There is an increasing probability that financial markets will respond negatively to the unfolding economic and political drama unfolding across Europe. So far, the European Central Bank has pumped out cash and calmed the nerves of investors, but it needs to do more. A cut in interest rates by the ECB is crucial to contribute to a revival of growth across the euro zone. On its own, however, that is not enough. Europe’s political authorities need to counter the increasingly widespread perception that they lack the will to confront the zone’s economic ailments and promote a clear path to growth – austerity policies alone will not work.
The situation has become far more serious now that the crisis has moved from the zone’s periphery to its major economies: Spain shows no signs of emerging from prolonged negative growth, Italy is now facing mounting difficulties and France is sliding into recession.
Overall, looking across the euro zone, the jobless data best illustrates the pain of this crisis.
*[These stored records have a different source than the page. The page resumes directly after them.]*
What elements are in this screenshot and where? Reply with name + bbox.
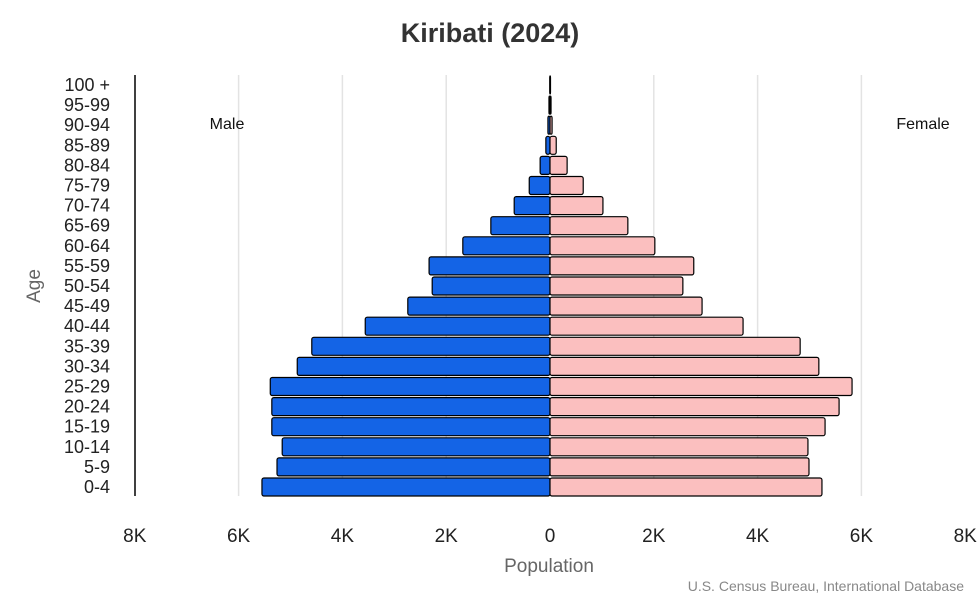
chart-title: Kiribati (2024) — [401, 18, 580, 48]
y-tick-label: 85-89 — [64, 135, 110, 155]
bar-female-55-59 — [549, 256, 695, 276]
bar-male-10-14 — [281, 437, 551, 457]
y-tick-label: 70-74 — [64, 196, 110, 216]
y-tick-label: 40-44 — [64, 316, 110, 336]
x-tick-label: 0 — [545, 526, 556, 547]
bar-male-80-84 — [539, 155, 551, 175]
bar-male-85-89 — [545, 135, 551, 155]
bar-male-45-49 — [407, 296, 551, 316]
y-tick-label: 10-14 — [64, 437, 110, 457]
bar-female-5-9 — [549, 457, 810, 477]
x-tick-label: 6K — [850, 526, 874, 547]
bar-female-90-94 — [549, 115, 553, 135]
x-tick-label: 8K — [123, 526, 147, 547]
x-tick-label: 6K — [227, 526, 251, 547]
legend-male: Male — [210, 116, 245, 133]
y-tick-label: 65-69 — [64, 216, 110, 236]
y-tick-label: 75-79 — [64, 176, 110, 196]
y-tick-label: 20-24 — [64, 397, 110, 417]
y-tick-label: 55-59 — [64, 256, 110, 276]
bar-male-65-69 — [490, 216, 551, 236]
y-tick-label: 30-34 — [64, 356, 110, 376]
bar-female-100 + — [549, 75, 552, 95]
source-note: U.S. Census Bureau, International Databa… — [688, 578, 964, 594]
bar-male-40-44 — [364, 316, 551, 336]
y-tick-label: 45-49 — [64, 296, 110, 316]
bar-female-25-29 — [549, 376, 853, 397]
bar-female-70-74 — [549, 196, 604, 216]
y-tick-label: 35-39 — [64, 336, 110, 356]
bar-female-50-54 — [549, 276, 684, 296]
y-tick-label: 15-19 — [64, 417, 110, 437]
bar-female-30-34 — [549, 356, 820, 376]
bar-female-75-79 — [549, 175, 584, 196]
y-tick-label: 80-84 — [64, 155, 110, 175]
x-tick-label: 4K — [331, 526, 355, 547]
bar-female-60-64 — [549, 236, 656, 256]
y-tick-label: 60-64 — [64, 236, 110, 256]
x-tick-label: 2K — [642, 526, 666, 547]
y-axis-label: Age — [24, 269, 45, 303]
legend-female: Female — [896, 116, 949, 133]
bar-female-45-49 — [549, 296, 703, 316]
bar-male-5-9 — [276, 457, 551, 477]
bar-male-60-64 — [462, 236, 551, 256]
bar-male-0-4 — [261, 477, 551, 497]
bar-male-30-34 — [296, 356, 551, 376]
x-axis-label: Population — [504, 556, 594, 577]
bar-female-35-39 — [549, 336, 801, 356]
bar-male-20-24 — [271, 397, 551, 417]
bar-male-25-29 — [269, 376, 551, 397]
y-tick-label: 95-99 — [64, 95, 110, 115]
bar-female-80-84 — [549, 155, 568, 175]
bar-male-75-79 — [528, 175, 551, 196]
bar-female-85-89 — [549, 135, 557, 155]
y-tick-label: 90-94 — [64, 115, 110, 135]
bar-female-0-4 — [549, 477, 823, 497]
x-tick-label: 2K — [435, 526, 459, 547]
y-tick-label: 5-9 — [84, 457, 110, 477]
bar-female-65-69 — [549, 216, 629, 236]
bar-male-70-74 — [513, 196, 551, 216]
bar-female-40-44 — [549, 316, 744, 336]
bar-male-50-54 — [431, 276, 551, 296]
bar-female-15-19 — [549, 417, 826, 437]
bar-female-95-99 — [549, 95, 552, 115]
y-tick-label: 0-4 — [84, 477, 110, 497]
bar-male-55-59 — [428, 256, 551, 276]
x-tick-label: 8K — [954, 526, 978, 547]
bar-female-10-14 — [549, 437, 809, 457]
y-tick-label: 100 + — [64, 75, 110, 95]
bar-female-20-24 — [549, 397, 840, 417]
y-tick-label: 25-29 — [64, 377, 110, 397]
x-tick-label: 4K — [746, 526, 770, 547]
bar-male-15-19 — [271, 417, 551, 437]
bar-male-35-39 — [311, 336, 551, 356]
y-tick-label: 50-54 — [64, 276, 110, 296]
The latest statistics from Eurostat show unemployment across the 17-nation euro zone at 11.9percent; 19 million people are out of work. The rates in Greece and Spain are 27 percent and 26.2 percent, respectively, and in both countries the rate for youth unemployment exceeds 55 percent. In Portugal and in Ireland, where major efforts are being made to overcome acute difficulties, the jobless rates are, nevertheless, 17.6 percent and 14.7 percent, respectively. The rate in Cyprus has shot up from 9.9 percent to 14.7 percent over the last year. In Italy, the rate is over 11.5 percent, while in France it now stands at 10.6 percent.
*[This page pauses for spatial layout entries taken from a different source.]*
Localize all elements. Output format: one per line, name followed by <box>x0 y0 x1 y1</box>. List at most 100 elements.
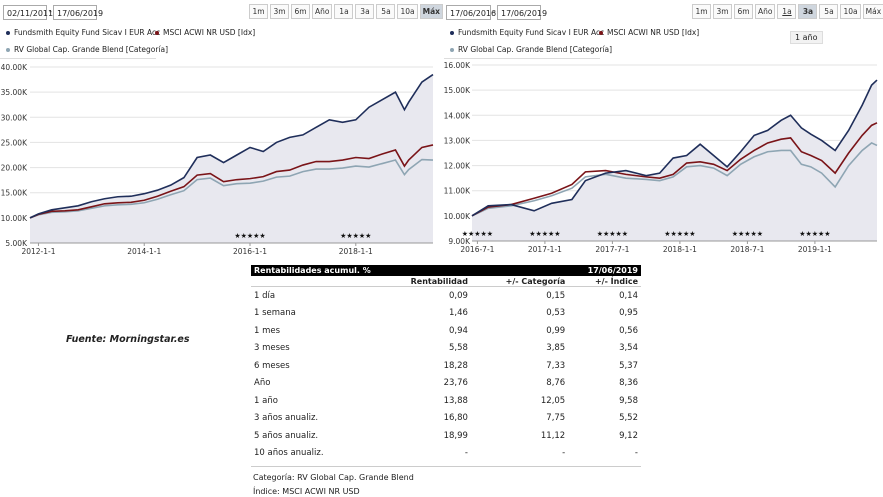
table-cell: 3,85 <box>546 343 566 354</box>
range-button-1a[interactable]: 1a <box>777 4 797 19</box>
range-button-6m[interactable]: 6m <box>734 4 753 19</box>
table-cell: 0,56 <box>619 325 638 336</box>
table-cell: 3,54 <box>619 343 638 354</box>
y-tick-label: 35.00K <box>1 88 28 97</box>
legend-dot-index <box>599 31 603 35</box>
x-tick-label: 2017-1-1 <box>528 245 562 254</box>
range-button-10a[interactable]: 10a <box>397 4 418 19</box>
period-label: 1 año <box>254 395 278 406</box>
range-button-ytd[interactable]: Año <box>755 4 776 19</box>
table-row: 5 años anualiz. 18,99 11,12 9,12 <box>251 427 641 445</box>
range-button-6m[interactable]: 6m <box>291 4 310 19</box>
rating-stars: ★★★★★ <box>529 230 560 238</box>
period-label: Año <box>254 378 271 389</box>
period-label: 1 mes <box>254 325 281 336</box>
y-tick-label: 10.00K <box>1 214 28 223</box>
table-cell: 0,09 <box>449 290 468 301</box>
table-row: 1 semana 1,46 0,53 0,95 <box>251 305 641 323</box>
date-to-input[interactable]: 17/06/2019 <box>53 5 103 20</box>
footnote-divider <box>251 466 641 467</box>
period-label: 1 día <box>254 290 276 301</box>
x-tick-label: 2017-7-1 <box>595 245 629 254</box>
chart-left-svg: 40.00K 35.00K 30.00K 25.00K 20.00K 15.00K 10.0… <box>1 63 434 256</box>
legend-item-category[interactable]: RV Global Cap. Grande Blend [Categoría] <box>6 45 168 54</box>
legend-item-category[interactable]: RV Global Cap. Grande Blend [Categoría] <box>450 45 612 54</box>
date-from-input[interactable]: 02/11/2011 <box>3 5 53 20</box>
returns-column-headers: Rentabilidad +/- Categoría +/- Índice <box>251 276 641 287</box>
returns-header: Rentabilidades acumul. % 17/06/2019 <box>251 265 641 276</box>
date-from-input[interactable]: 17/06/2016 <box>446 5 496 20</box>
table-row: 3 meses 5,58 3,85 3,54 <box>251 340 641 358</box>
legend-label: Fundsmith Equity Fund Sicav I EUR Acc <box>14 28 161 37</box>
table-row: 10 años anualiz. - - - <box>251 445 641 463</box>
range-button-3a[interactable]: 3a <box>355 4 375 19</box>
chart-panel-right: 17/06/2016 - 17/06/2019 1m 3m 6m Año 1a … <box>444 0 883 262</box>
table-cell: 0,95 <box>619 308 638 319</box>
y-tick-label: 11.00K <box>444 187 471 196</box>
legend-item-fund[interactable]: Fundsmith Equity Fund Sicav I EUR Acc <box>6 28 160 37</box>
column-header-return: Rentabilidad <box>377 276 471 287</box>
y-tick-label: 30.00K <box>1 113 28 122</box>
range-button-10a[interactable]: 10a <box>840 4 861 19</box>
series-line-category <box>471 142 878 217</box>
legend-label: RV Global Cap. Grande Blend [Categoría] <box>458 45 613 54</box>
range-button-5a[interactable]: 5a <box>819 4 839 19</box>
table-cell: - <box>464 448 468 459</box>
table-row: 3 años anualiz. 16,80 7,75 5,52 <box>251 410 641 428</box>
y-tick-label: 5.00K <box>5 239 28 248</box>
chart-panel-left: 02/11/2011 - 17/06/2019 1m 3m 6m Año 1a … <box>0 0 443 262</box>
fund-area-fill <box>472 80 877 241</box>
range-button-max[interactable]: Máx <box>419 4 443 19</box>
table-cell: 11,12 <box>540 430 566 441</box>
legend-dot-category <box>6 48 10 52</box>
rating-stars: ★★★★★ <box>597 230 628 238</box>
table-row: Año 23,76 8,76 8,36 <box>251 375 641 393</box>
x-tick-label: 2012-1-1 <box>21 247 55 256</box>
legend-item-fund[interactable]: Fundsmith Equity Fund Sicav I EUR Acc <box>450 28 604 37</box>
range-buttons: 1m 3m 6m Año 1a 3a 5a 10a Máx <box>690 4 883 19</box>
range-button-1a[interactable]: 1a <box>334 4 354 19</box>
table-cell: 16,80 <box>443 413 468 424</box>
x-tick-label: 2016-7-1 <box>460 245 494 254</box>
rating-stars: ★★★★★ <box>664 230 695 238</box>
range-button-1m[interactable]: 1m <box>692 4 711 19</box>
legend-label: Fundsmith Equity Fund Sicav I EUR Acc <box>458 28 605 37</box>
series-line-fund <box>471 79 878 217</box>
x-tick-label: 2018-1-1 <box>663 245 697 254</box>
rating-stars: ★★★★★ <box>799 230 830 238</box>
period-label: 3 años anualiz. <box>254 413 319 424</box>
table-cell: 18,99 <box>443 430 468 441</box>
period-label: 10 años anualiz. <box>254 448 324 459</box>
table-cell: 8,76 <box>546 378 566 389</box>
footnote-category: Categoría: RV Global Cap. Grande Blend <box>253 473 414 482</box>
range-button-ytd[interactable]: Año <box>312 4 333 19</box>
column-header <box>251 276 377 287</box>
table-cell: 0,15 <box>546 290 566 301</box>
range-button-3a[interactable]: 3a <box>798 4 818 19</box>
table-cell: - <box>562 448 566 459</box>
y-tick-label: 13.00K <box>444 136 471 145</box>
range-button-3m[interactable]: 3m <box>270 4 289 19</box>
period-label: 1 semana <box>254 308 296 319</box>
date-to-input[interactable]: 17/06/2019 <box>497 5 547 20</box>
table-cell: - <box>634 448 638 459</box>
column-header-vs-index: +/- Índice <box>568 276 641 287</box>
range-button-1m[interactable]: 1m <box>249 4 268 19</box>
table-cell: 23,76 <box>443 378 468 389</box>
period-label: 5 años anualiz. <box>254 430 319 441</box>
chart-right-svg: 16.00K 15.00K 14.00K 13.00K 12.00K 11.00K 10.0… <box>444 61 878 254</box>
range-button-max[interactable]: Máx <box>862 4 883 19</box>
rating-stars: ★★★★★ <box>340 232 371 240</box>
table-cell: 5,58 <box>449 343 468 354</box>
range-button-5a[interactable]: 5a <box>376 4 396 19</box>
table-cell: 13,88 <box>443 395 468 406</box>
legend-item-index[interactable]: MSCI ACWI NR USD [Idx] <box>155 28 255 37</box>
legend-dot-fund <box>450 31 454 35</box>
period-label: 3 meses <box>254 343 290 354</box>
table-cell: 7,33 <box>546 360 566 371</box>
y-tick-label: 12.00K <box>444 162 471 171</box>
range-button-3m[interactable]: 3m <box>713 4 732 19</box>
y-tick-label: 40.00K <box>1 63 28 72</box>
period-label: 6 meses <box>254 360 290 371</box>
legend-item-index[interactable]: MSCI ACWI NR USD [Idx] <box>599 28 699 37</box>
It is most likely that in each of these countries the jobless rates in coming months will rise and, as they do, the public demonstrations will multiply and the risks to the sustainability of existing political structures in a number of countries will increase. Despite such prospects –- with the number of jobless expected to soon to exceed 20 million people — there is no sense that the political authorities are striving to formulate a “Brady Plan” of the kind that opened the way to sustained growth in Latin America, or take into account the lessons of past sovereign debt crises.
We have seen this movie before. The crisis that started in Mexico in 1982 soon engulfed much of Latin America, and the failure of political leadership saw massive public demonstrations. The public in most of the region’s countries rejected authoritarian regimes and embraced democracy. Fortunately, a number of outstanding political leaders emerged who could promote democratic approaches while building support for difficult, yet essential and eventually successful, economic policies. Their efforts made it possible to design and implement the Brady Plan that paved the way to regional economic resurgence.